Apple Intelligence uses the tech giant’s M-series chips or the A17 Pro chip or later. As of iOS 18.2, Apple devices can connect to ChatGPT to handle more complex questions posed to Apple Intelligence or Siri.
8. Google explored Gemini use cases for enterprise
Google Gemini wasn’t a new development for 2024. However, its launch in December 2023 and the release of a smaller model, Gemma, in February means most of Gemini’s public life happened this year. Google replaced its Bard brand with the more powerful model, bringing Gemini to search, mobile apps, Chromebooks, and the Vertex AI cloud platform. Following the “agentic” AI trend, Google released custom “Gems” in August.
9. AI regulation continued to develop
In 2024, governments worked to regulate AI use. In Europe, the European Union’s AI Act went into effect in August, outlining banned uses while trying to provide guidelines to foster innovation.
The U.K. created an AI assurance market to pursue business in the generative AI sector, with more legislation expected next year. The U.K. joined several international initiatives with the U.S. and others to standardize AI safety.
In the U.S.:
SEE: Seven new AI research and development facilities will open across Europe starting in 2026 thanks to the High-Performance Computing Joint Undertaking.

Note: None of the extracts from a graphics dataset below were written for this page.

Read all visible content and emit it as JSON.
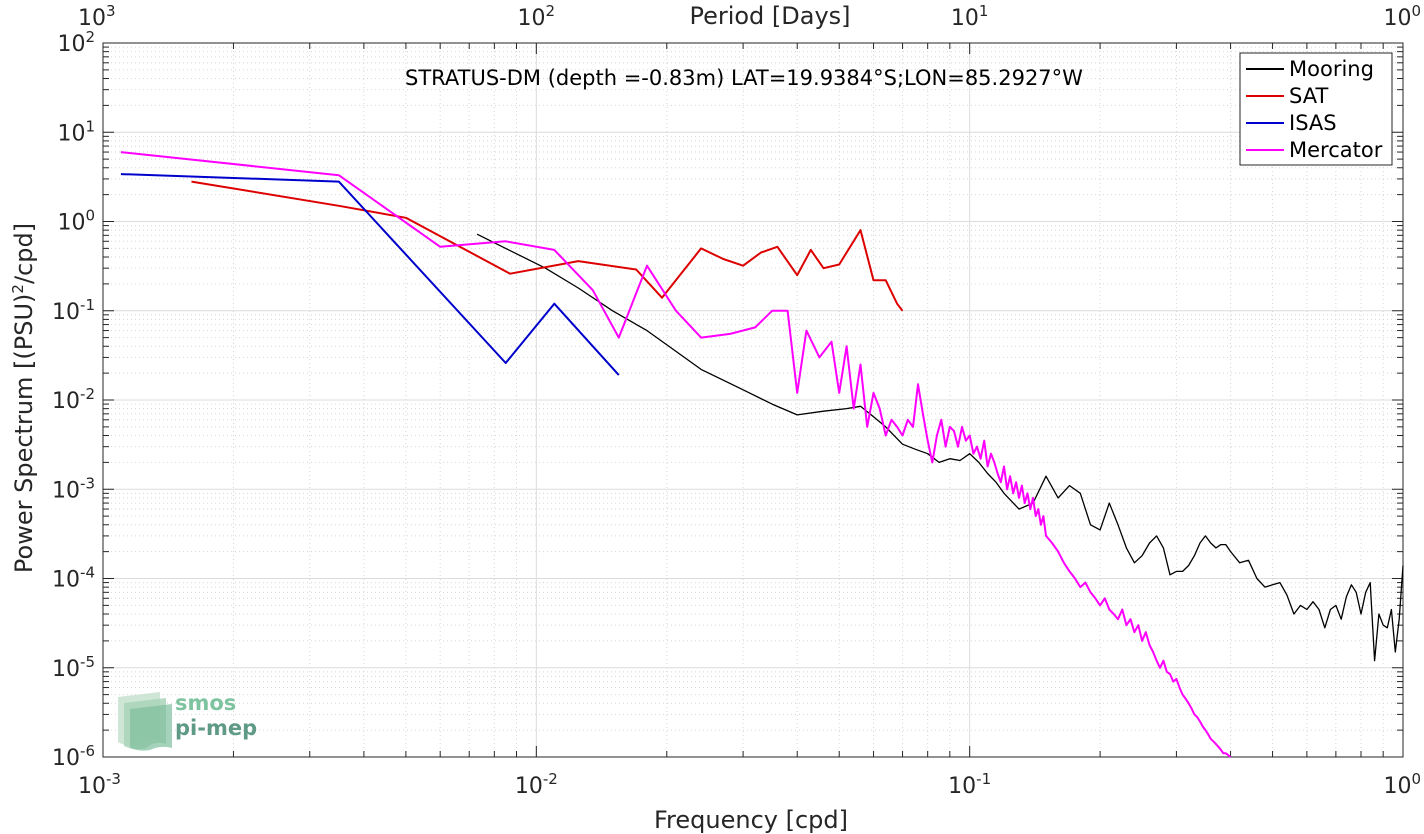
{
  "chart_data": {
    "type": "line",
    "title": "STRATUS-DM (depth =-0.83m) LAT=19.9384°S;LON=85.2927°W",
    "xlabel": "Frequency [cpd]",
    "ylabel": "Power Spectrum [(PSU)",
    "ylabel_sup": "2",
    "ylabel_tail": "/cpd]",
    "top_xlabel": "Period [Days]",
    "x_scale": "log",
    "y_scale": "log",
    "xlim": [
      0.001,
      1
    ],
    "ylim": [
      1e-06,
      100
    ],
    "grid": true,
    "legend_position": "top-right",
    "x_ticks": [
      {
        "value": 0.001,
        "base": "10",
        "exp": "-3"
      },
      {
        "value": 0.01,
        "base": "10",
        "exp": "-2"
      },
      {
        "value": 0.1,
        "base": "10",
        "exp": "-1"
      },
      {
        "value": 1,
        "base": "10",
        "exp": "0"
      }
    ],
    "top_ticks": [
      {
        "value": 0.001,
        "base": "10",
        "exp": "3"
      },
      {
        "value": 0.01,
        "base": "10",
        "exp": "2"
      },
      {
        "value": 0.1,
        "base": "10",
        "exp": "1"
      },
      {
        "value": 1,
        "base": "10",
        "exp": "0"
      }
    ],
    "y_ticks": [
      {
        "value": 100,
        "base": "10",
        "exp": "2"
      },
      {
        "value": 10,
        "base": "10",
        "exp": "1"
      },
      {
        "value": 1,
        "base": "10",
        "exp": "0"
      },
      {
        "value": 0.1,
        "base": "10",
        "exp": "-1"
      },
      {
        "value": 0.01,
        "base": "10",
        "exp": "-2"
      },
      {
        "value": 0.001,
        "base": "10",
        "exp": "-3"
      },
      {
        "value": 0.0001,
        "base": "10",
        "exp": "-4"
      },
      {
        "value": 1e-05,
        "base": "10",
        "exp": "-5"
      },
      {
        "value": 1e-06,
        "base": "10",
        "exp": "-6"
      }
    ],
    "series": [
      {
        "name": "Mooring",
        "color": "#000000",
        "x": [
          0.0073,
          0.0085,
          0.0105,
          0.0125,
          0.015,
          0.018,
          0.021,
          0.024,
          0.03,
          0.035,
          0.04,
          0.046,
          0.052,
          0.056,
          0.06,
          0.064,
          0.07,
          0.075,
          0.08,
          0.085,
          0.09,
          0.095,
          0.1,
          0.105,
          0.11,
          0.115,
          0.12,
          0.13,
          0.14,
          0.15,
          0.16,
          0.17,
          0.18,
          0.19,
          0.2,
          0.21,
          0.22,
          0.23,
          0.24,
          0.25,
          0.26,
          0.27,
          0.28,
          0.29,
          0.3,
          0.31,
          0.32,
          0.33,
          0.34,
          0.35,
          0.36,
          0.37,
          0.38,
          0.39,
          0.4,
          0.42,
          0.44,
          0.46,
          0.48,
          0.5,
          0.52,
          0.54,
          0.56,
          0.58,
          0.6,
          0.62,
          0.64,
          0.66,
          0.68,
          0.7,
          0.72,
          0.74,
          0.76,
          0.78,
          0.8,
          0.82,
          0.84,
          0.86,
          0.88,
          0.9,
          0.92,
          0.94,
          0.96,
          0.98,
          1.0
        ],
        "y": [
          0.72,
          0.5,
          0.3,
          0.18,
          0.1,
          0.06,
          0.035,
          0.022,
          0.013,
          0.009,
          0.0068,
          0.0075,
          0.008,
          0.0085,
          0.0065,
          0.005,
          0.0032,
          0.0028,
          0.0025,
          0.002,
          0.0022,
          0.0021,
          0.0025,
          0.002,
          0.0015,
          0.0012,
          0.0009,
          0.0006,
          0.0007,
          0.0014,
          0.0008,
          0.0011,
          0.0009,
          0.0004,
          0.00035,
          0.0007,
          0.0004,
          0.00022,
          0.00015,
          0.00018,
          0.00025,
          0.0003,
          0.00022,
          0.00011,
          0.00012,
          0.00012,
          0.00014,
          0.00018,
          0.00025,
          0.0003,
          0.00025,
          0.00022,
          0.00024,
          0.00024,
          0.0002,
          0.00015,
          0.00016,
          0.0001,
          8e-05,
          8.5e-05,
          9e-05,
          6.5e-05,
          4e-05,
          5e-05,
          4.5e-05,
          5.5e-05,
          4.5e-05,
          2.8e-05,
          4.5e-05,
          5e-05,
          3.5e-05,
          6.2e-05,
          8.5e-05,
          7e-05,
          4e-05,
          7e-05,
          9e-05,
          1.2e-05,
          4e-05,
          3e-05,
          2.8e-05,
          4.5e-05,
          1.5e-05,
          3.5e-05,
          0.00014
        ]
      },
      {
        "name": "SAT",
        "color": "#dd0000",
        "x": [
          0.0016,
          0.0035,
          0.005,
          0.0087,
          0.0125,
          0.017,
          0.0195,
          0.024,
          0.027,
          0.03,
          0.033,
          0.036,
          0.04,
          0.043,
          0.046,
          0.05,
          0.056,
          0.06,
          0.064,
          0.068,
          0.07
        ],
        "y": [
          2.8,
          1.5,
          1.1,
          0.26,
          0.36,
          0.29,
          0.14,
          0.5,
          0.38,
          0.32,
          0.45,
          0.52,
          0.25,
          0.48,
          0.3,
          0.33,
          0.8,
          0.22,
          0.22,
          0.12,
          0.1
        ]
      },
      {
        "name": "ISAS",
        "color": "#0000cc",
        "x": [
          0.0011,
          0.0035,
          0.0085,
          0.011,
          0.0155
        ],
        "y": [
          3.4,
          2.8,
          0.026,
          0.12,
          0.019
        ]
      },
      {
        "name": "Mercator",
        "color": "#ff00ff",
        "x": [
          0.0011,
          0.0035,
          0.006,
          0.0085,
          0.011,
          0.0135,
          0.0155,
          0.018,
          0.021,
          0.024,
          0.028,
          0.032,
          0.035,
          0.038,
          0.04,
          0.042,
          0.045,
          0.048,
          0.05,
          0.052,
          0.054,
          0.056,
          0.058,
          0.06,
          0.062,
          0.064,
          0.066,
          0.068,
          0.07,
          0.072,
          0.074,
          0.076,
          0.078,
          0.08,
          0.082,
          0.084,
          0.086,
          0.088,
          0.09,
          0.092,
          0.094,
          0.096,
          0.098,
          0.1,
          0.102,
          0.104,
          0.106,
          0.108,
          0.11,
          0.112,
          0.114,
          0.116,
          0.118,
          0.12,
          0.122,
          0.124,
          0.126,
          0.128,
          0.13,
          0.132,
          0.134,
          0.136,
          0.138,
          0.14,
          0.142,
          0.144,
          0.146,
          0.148,
          0.15,
          0.155,
          0.16,
          0.165,
          0.17,
          0.175,
          0.18,
          0.185,
          0.19,
          0.195,
          0.2,
          0.205,
          0.21,
          0.215,
          0.22,
          0.225,
          0.23,
          0.235,
          0.24,
          0.245,
          0.25,
          0.255,
          0.26,
          0.265,
          0.27,
          0.275,
          0.28,
          0.285,
          0.29,
          0.295,
          0.3,
          0.305,
          0.31,
          0.315,
          0.32,
          0.325,
          0.33,
          0.335,
          0.34,
          0.345,
          0.35,
          0.355,
          0.36,
          0.365,
          0.37,
          0.375,
          0.38,
          0.385,
          0.39,
          0.395,
          0.4
        ],
        "y": [
          6,
          3.3,
          0.52,
          0.6,
          0.48,
          0.17,
          0.05,
          0.32,
          0.1,
          0.05,
          0.055,
          0.065,
          0.1,
          0.1,
          0.012,
          0.06,
          0.03,
          0.045,
          0.012,
          0.04,
          0.008,
          0.025,
          0.005,
          0.012,
          0.008,
          0.004,
          0.006,
          0.005,
          0.004,
          0.006,
          0.005,
          0.015,
          0.007,
          0.0035,
          0.002,
          0.004,
          0.006,
          0.003,
          0.005,
          0.0045,
          0.003,
          0.005,
          0.0035,
          0.004,
          0.0025,
          0.003,
          0.0022,
          0.0035,
          0.0018,
          0.0025,
          0.002,
          0.0015,
          0.0012,
          0.0018,
          0.001,
          0.0014,
          0.0009,
          0.0012,
          0.0008,
          0.0011,
          0.0007,
          0.0009,
          0.0006,
          0.0008,
          0.0005,
          0.0006,
          0.0004,
          0.0005,
          0.0003,
          0.00025,
          0.0002,
          0.00015,
          0.00012,
          0.0001,
          8e-05,
          9e-05,
          7e-05,
          6e-05,
          5e-05,
          6e-05,
          4.5e-05,
          4e-05,
          3.5e-05,
          4.5e-05,
          3e-05,
          3.5e-05,
          2.5e-05,
          3e-05,
          2e-05,
          2.5e-05,
          1.8e-05,
          1.5e-05,
          1.2e-05,
          1e-05,
          1.2e-05,
          9e-06,
          8.5e-06,
          7e-06,
          7.5e-06,
          6e-06,
          5e-06,
          4.5e-06,
          4e-06,
          3.5e-06,
          3e-06,
          2.8e-06,
          2.5e-06,
          2.2e-06,
          2e-06,
          1.8e-06,
          1.6e-06,
          1.5e-06,
          1.4e-06,
          1.3e-06,
          1.2e-06,
          1.1e-06,
          1.1e-06,
          1.05e-06,
          1e-06
        ]
      }
    ]
  },
  "logo": {
    "line1": "smos",
    "line2": "pi-mep",
    "color": "#5fae8a"
  }
}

10. Video generation technology matured
Generative AI video remains imperfect, often producing uncanny results with inconsistent scenes and oddly proportioned or distorted limbs. However, that hasn’t stopped companies from releasing AI video generators.
OpenAI’s Sora, first demonstrated in February, was released to ChatGPT Plus and Pro users in December. Google’s Veo is available to select Google Cloud customers. Even Canva offers AI video generation.